Referências bibliográficas:

LESSA, Renato. Presidencialismo de Animação: ensaios sobre a política brasileira, 1993-2006. Rio de Janeiro: Vieira & Lent, 2006.

LESSA, Renato. Agonia, Aposta e Ceticismo: ensaios de filosofia política. Belo Horizonte: Editora da Universidade Federal de Minas Gerais, 2003.

LESSA, Renato. A Invenção Republicana: Campos Sales, as Bases e a Decadência da Primeira República Brasileira. Rio de Janeiro: Topbooks, 1999.

LESSA, Renato. Veneno Pirronico: Ensaios sobre o Ceticismo. Rio de Janeiro: Francisco Alves, 1997.
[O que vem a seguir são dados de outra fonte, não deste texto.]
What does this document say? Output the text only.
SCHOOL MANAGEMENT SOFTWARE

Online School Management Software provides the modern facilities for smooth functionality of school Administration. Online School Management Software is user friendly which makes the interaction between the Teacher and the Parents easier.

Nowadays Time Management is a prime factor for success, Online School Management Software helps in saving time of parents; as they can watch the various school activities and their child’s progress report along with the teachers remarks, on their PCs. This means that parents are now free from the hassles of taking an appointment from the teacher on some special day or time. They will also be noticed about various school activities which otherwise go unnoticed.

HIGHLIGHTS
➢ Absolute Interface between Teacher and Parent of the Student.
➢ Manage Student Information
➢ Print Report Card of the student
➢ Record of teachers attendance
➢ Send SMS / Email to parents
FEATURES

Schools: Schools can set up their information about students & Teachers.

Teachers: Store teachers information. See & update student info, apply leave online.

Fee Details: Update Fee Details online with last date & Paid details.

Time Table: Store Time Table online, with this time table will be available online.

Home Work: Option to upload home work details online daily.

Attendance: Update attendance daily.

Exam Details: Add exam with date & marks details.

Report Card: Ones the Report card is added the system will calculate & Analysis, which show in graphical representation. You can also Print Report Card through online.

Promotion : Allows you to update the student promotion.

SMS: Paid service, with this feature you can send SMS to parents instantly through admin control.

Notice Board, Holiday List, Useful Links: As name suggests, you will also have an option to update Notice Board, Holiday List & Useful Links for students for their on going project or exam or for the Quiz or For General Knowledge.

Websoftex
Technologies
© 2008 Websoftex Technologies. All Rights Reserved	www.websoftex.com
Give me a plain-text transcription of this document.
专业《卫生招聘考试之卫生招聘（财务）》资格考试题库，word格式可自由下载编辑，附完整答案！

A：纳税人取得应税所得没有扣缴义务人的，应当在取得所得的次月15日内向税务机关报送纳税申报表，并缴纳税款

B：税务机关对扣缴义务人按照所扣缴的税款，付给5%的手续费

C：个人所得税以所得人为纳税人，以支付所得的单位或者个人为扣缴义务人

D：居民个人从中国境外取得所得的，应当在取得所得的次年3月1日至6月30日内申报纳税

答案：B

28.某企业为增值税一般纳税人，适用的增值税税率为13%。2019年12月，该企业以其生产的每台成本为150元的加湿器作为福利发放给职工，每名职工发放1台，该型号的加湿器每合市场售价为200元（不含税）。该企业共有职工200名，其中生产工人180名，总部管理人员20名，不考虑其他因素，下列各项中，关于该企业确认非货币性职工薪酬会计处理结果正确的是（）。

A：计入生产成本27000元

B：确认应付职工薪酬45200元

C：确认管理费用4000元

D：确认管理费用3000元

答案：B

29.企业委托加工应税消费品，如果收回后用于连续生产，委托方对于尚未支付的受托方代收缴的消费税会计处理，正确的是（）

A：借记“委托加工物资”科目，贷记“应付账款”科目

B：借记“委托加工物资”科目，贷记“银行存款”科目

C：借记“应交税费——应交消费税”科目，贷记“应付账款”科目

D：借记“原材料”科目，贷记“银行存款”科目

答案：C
LESSA, Renato; RODRIGUES, L. M.; VASCONCELLOS, G. F.; SANTOS, Wanderley Guilherme dos . Em Defesa do Presidencialismo. Rio de Janeiro: Espaço e Tempo, 1993.

LESSA, Renato; LINHARES, L. Consenso e Identidade: os advogados e a sua ordem. Rio de Janeiro: Ordem dos Advogados do Brasil-RJ, 1991.

LESSA, Renato; DINIZ, Eli; BOSCHI, Renato. Modernização e Consolidação Democrática no Brasil. São Paulo: Vértice, 1987.